What Are Our Intelligence Agencies Up To?
Wayne Easter on why it’s time for Canada to establish an effective intelligence oversight committee.
Former Supreme Court of Canada justice Frank Iacobucci, who led an inquiry into the detention of Canadians Ahmad El Maati, Muayyed Nureddin and Abdullah Almalki, in 2008. A June 2009 public safety committee report looking at that and another inquiry recommended that the government introduce a bill establishing a national security committee of parliamentarians.
The recent events involving Communications Security Establishment Canada with respect to its alleged monitoring and collection of electronic data from Brazil’s Ministry of Mines and Energy, only reinforces the need for a far more transparent process by which Parliamentarians specifically can gain a better understanding and provide oversight with the issues involving our intelligence gathering agencies.
It has to be kept in mind that CSEC has direct relationships with respect to the intelligence gathering agencies of a number of foreign countries, as well as providing direct assistance to the RCMP and the Canadian Security Intelligence Service.

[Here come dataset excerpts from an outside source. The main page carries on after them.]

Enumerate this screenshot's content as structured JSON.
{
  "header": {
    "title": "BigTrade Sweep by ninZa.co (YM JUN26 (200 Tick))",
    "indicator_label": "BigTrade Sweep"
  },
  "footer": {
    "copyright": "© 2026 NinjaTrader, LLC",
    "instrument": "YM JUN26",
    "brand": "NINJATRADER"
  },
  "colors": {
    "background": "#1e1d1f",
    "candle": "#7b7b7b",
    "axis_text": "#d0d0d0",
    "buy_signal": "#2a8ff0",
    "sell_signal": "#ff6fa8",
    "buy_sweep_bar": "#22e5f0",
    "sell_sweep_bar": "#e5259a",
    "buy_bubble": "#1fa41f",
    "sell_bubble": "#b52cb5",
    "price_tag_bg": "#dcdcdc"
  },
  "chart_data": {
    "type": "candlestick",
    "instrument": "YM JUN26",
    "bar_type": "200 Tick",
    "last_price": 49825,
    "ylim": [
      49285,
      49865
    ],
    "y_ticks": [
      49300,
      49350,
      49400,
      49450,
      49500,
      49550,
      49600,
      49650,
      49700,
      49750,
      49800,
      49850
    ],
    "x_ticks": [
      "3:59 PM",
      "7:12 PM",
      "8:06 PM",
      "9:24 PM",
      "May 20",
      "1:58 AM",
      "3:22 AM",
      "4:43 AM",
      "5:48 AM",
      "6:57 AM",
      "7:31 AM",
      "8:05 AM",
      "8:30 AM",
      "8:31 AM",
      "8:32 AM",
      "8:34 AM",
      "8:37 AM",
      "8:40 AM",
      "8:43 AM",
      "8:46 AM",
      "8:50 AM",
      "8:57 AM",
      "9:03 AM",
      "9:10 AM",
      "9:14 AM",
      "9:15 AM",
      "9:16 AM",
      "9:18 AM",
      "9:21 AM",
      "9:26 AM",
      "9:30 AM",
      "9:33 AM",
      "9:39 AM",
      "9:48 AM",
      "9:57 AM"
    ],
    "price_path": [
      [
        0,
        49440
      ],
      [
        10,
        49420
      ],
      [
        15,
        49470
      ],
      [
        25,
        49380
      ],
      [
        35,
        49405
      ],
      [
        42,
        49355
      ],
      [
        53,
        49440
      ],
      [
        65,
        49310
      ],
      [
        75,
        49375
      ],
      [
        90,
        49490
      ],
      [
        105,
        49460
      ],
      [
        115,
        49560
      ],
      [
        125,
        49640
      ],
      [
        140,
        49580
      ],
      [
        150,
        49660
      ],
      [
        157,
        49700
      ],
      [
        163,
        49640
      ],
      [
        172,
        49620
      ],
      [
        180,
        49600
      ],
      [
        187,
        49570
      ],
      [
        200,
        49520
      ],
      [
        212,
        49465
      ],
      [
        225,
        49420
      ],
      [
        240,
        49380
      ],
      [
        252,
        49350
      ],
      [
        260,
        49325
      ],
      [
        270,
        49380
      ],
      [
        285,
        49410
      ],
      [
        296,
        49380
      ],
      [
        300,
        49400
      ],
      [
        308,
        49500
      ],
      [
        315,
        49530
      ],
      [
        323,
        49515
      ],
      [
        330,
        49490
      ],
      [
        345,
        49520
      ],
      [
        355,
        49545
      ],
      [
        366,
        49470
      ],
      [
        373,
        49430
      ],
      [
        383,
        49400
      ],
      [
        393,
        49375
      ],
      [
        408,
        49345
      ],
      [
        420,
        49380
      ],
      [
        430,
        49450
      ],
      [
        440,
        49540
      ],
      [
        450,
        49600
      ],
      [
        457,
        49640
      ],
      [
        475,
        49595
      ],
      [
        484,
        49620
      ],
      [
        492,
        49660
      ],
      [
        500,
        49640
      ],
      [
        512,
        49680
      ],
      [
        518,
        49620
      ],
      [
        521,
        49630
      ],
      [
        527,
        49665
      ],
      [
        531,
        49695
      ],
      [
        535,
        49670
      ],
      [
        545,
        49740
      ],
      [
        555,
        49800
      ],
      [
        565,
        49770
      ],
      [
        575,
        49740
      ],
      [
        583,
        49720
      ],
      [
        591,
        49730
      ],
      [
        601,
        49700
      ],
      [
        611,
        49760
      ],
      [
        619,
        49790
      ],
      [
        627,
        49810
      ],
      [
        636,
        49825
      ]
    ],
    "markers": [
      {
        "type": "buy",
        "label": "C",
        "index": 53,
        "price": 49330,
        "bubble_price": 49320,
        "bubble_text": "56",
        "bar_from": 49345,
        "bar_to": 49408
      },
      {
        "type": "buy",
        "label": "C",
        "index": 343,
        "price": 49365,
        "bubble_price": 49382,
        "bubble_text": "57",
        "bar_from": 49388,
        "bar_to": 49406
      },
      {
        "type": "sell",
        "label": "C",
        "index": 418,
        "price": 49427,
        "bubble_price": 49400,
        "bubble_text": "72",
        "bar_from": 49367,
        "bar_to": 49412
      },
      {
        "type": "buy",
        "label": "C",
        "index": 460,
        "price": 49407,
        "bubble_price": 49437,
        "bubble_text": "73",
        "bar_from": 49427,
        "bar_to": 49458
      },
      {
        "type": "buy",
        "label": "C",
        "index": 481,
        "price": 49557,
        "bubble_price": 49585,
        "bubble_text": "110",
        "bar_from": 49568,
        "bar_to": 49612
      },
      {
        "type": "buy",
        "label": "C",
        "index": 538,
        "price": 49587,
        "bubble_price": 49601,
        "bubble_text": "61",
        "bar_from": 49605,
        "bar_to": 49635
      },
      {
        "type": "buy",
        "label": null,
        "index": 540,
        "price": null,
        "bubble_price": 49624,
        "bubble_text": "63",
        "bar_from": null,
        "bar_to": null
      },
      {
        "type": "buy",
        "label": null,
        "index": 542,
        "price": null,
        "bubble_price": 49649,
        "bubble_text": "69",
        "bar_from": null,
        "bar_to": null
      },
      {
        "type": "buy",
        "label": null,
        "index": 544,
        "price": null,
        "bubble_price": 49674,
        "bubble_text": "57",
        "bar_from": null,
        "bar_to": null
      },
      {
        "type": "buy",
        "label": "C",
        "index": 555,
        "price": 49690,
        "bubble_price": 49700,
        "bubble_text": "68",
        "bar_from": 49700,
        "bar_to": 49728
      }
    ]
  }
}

It is absolutely essential that Parliament, on behalf of Canada’s citizens, have a full appreciation of what these agencies are in fact doing.
The oversight bodies currently in place have a reactive role to play in terms of what the agencies have done. While this role is critical, it is not adequate in today’s world. The call for an effective oversight committee of Parliamentarians is something that has been made on a number of occasions, first by a previous Liberal government through its minister of public safety, and more recently by private members bills.
Comments by the journalist who broke the story on Edward Snowden and the leaking of files from the United States National Security Agency are very disturbing. Glenn Greenwald, who has reported seeing the documents, stated that while the rationale given by the Harper government among other governments is that the work of CSEC and the NSA are first and foremost to target terrorist threats, the documents reveal that “it is industrial and economic competition, it’s about mining resources and minerals.”
Given the fact this intelligence gathering goes far beyond targeting terrorists, it is time for a far more rigorous and aggressive oversight of our intelligence gathering entities to determine what kinds of actions they are involved with, as well as the relationships in terms of information and data sharing between what are called the Five Eyes—the alliance between Canada, the US, Australia, the United Kingdom, and New Zealand—and on whose behalf the data being collected is specifically for.
According to a Senate report of March 2011 the necessity for Parliamentary oversight of our intelligence and security apparatus was evident. “Canada now lags significantly behind its allies on the issue of parliamentary oversight as the only country that lacks a parliamentary committee with substantial powers of review over matters of national security.”
Australia, the UK, the US, France, and the Netherlands are among the countries which have a system whereby representatives are able to monitor and have access to issues related to national security—every one of which have systems in place which exceed anything currently established in Canada.
As referred to earlier, the last Liberal government brought forward C-81 in November 2005, An Act to establish the National Security Committee of Parliamentarians. In fact, the bill came out of recommendations from an ad hoc committee representing the major political parties at the time. When the government changed in 2006, Derek Lee subsequently introduced the bill as a private members bill.
The mandate of the committee, according to the Senate report, “would have had access to classified information, would have been to review the legislative, regulatory, policy and administrative framework for national security in Canada, the activities of federal departments and agencies in relation to national security and any other matters relating to national security referred to it by the government.”
In a June 2009 report of the public safety committee on the Iacobucci/O’Connor inquires, the fifth recommendation of that report stated: “the committee recommends that Bill C-81, An Act to establish the National Security Committee of Parliamentarians, or a variation of it, which was previously introduced in the 38th Parliament, be reintroduced in Parliament at the earliest opportunity.”
While there was a dissenting report from the Conservative members of the committee, they did not object to nor attempt to modify this recommendation.
The government response of Oct. 19, 2009 stated that note had been taken of this recommendation but no further action was taken.
The closest the Harper government has come to anything involving Parliamentarians in oversight of security issues was the ad hoc committee on the Afghan detainee document issue, following the ruling by Speaker Milliken of April 2010, and the establishment in May 2011 of a cabinet committee on national security, since disbanded by the prime minister in July.
Neither of these had anything to do with the recommendations calling for a serious, permanent committee of Parliamentarians overseeing national security issues.
It is my intention to ensure that the previous legislation brought forward by the last Liberal government, An Act to Establish the National Security Committee of Parliamentarians, is brought forward this fall.